I find myself listening to these comments — my own included — with an emotional filter — wondering how genuine these conversations really are or whether we are inadvertently saying something about how we are feeling of which we are unaware? Are there seeds of mother guilt being sewn this early on? How could my sister-in-law be tuned out of a person growing in her? Is she intentionally absent from her baby’s development? Is my friend able to enjoy her pregnancy with all the major events she has included in her schedule over the coming months? From now on I decide to keep my plans to myself if at all possible — I’m sensing fear — in the memories of experienced mothers, and of that mysterious unknown which is starting at us first time mothers.

 I stop to check in with myself — I’m keeping up my pre-pregnancy social schedule and commitments and have a full plate of objectives I want to accomplish at work before my leave begins. I’m also enjoying a week in the south this month and have another short trip planned to see friends in New Orleans. Although I am telling people I feel great and I’m enjoying the pregnancy I also have a sinking feeling I’m doing more than I should. My Gram’s words of wisdom ring in my memory — don’t forget there is nothing more important than this baby now — nothing. I remember really hearing those words when she said them and allowing them to sink in. Am I putting this baby first every single day or am I juggling with the best of them? 

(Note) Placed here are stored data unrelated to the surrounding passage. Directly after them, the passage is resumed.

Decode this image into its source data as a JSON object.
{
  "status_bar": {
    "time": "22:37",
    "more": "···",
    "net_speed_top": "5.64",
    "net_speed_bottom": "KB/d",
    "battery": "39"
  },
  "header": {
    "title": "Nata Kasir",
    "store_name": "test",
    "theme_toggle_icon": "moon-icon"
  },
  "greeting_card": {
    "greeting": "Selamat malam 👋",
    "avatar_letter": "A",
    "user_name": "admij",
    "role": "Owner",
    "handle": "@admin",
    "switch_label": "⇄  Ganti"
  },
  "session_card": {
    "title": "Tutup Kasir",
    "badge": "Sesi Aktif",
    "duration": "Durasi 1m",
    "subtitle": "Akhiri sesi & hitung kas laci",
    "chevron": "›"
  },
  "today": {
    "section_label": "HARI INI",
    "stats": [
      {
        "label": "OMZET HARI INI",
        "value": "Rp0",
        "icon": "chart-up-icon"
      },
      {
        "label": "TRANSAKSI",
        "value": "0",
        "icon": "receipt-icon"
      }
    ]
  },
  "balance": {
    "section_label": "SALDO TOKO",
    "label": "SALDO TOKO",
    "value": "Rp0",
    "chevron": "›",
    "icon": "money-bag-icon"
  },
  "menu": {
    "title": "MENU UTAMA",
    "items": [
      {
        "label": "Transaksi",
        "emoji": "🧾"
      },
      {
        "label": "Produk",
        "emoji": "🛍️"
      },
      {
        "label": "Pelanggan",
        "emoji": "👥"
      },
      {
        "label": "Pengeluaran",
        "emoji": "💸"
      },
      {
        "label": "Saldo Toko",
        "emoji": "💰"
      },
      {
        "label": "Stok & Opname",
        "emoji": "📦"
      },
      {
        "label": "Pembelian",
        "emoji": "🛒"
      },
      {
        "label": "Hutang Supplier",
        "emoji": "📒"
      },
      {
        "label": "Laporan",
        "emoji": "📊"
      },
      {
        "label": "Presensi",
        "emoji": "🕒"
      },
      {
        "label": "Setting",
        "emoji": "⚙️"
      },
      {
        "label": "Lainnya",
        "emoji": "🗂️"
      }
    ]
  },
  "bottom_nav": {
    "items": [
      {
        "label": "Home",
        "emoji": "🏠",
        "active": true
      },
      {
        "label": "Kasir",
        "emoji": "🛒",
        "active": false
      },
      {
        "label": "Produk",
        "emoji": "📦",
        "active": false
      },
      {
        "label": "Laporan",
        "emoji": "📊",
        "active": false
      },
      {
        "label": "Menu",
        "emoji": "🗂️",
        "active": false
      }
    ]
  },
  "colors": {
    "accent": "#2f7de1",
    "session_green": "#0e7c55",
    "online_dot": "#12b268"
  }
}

You can see the questioning began for me really early. And it continues today. I grieve the innocent, heartfelt expectations of a beautiful natural birth which we kill with every personal loss we confess. I know there is information that should be shared and risks to be weighed in each individual circumstance but I wish there could be more accountability too. We take something away from a woman facing labour by recalling the worst in our own experience. Fear makes limiting choices and a poor labour coach.

One Response to “How the labour fear creeps in”

  1. heather Says:

    Hey just wanted to drop by and say thanks for the lovely article in Mothering this past month; you articluated well the challenges and joy of truly knowing your child and connecting with them as a little person. I think I’ll enjoy looking around here on your blog!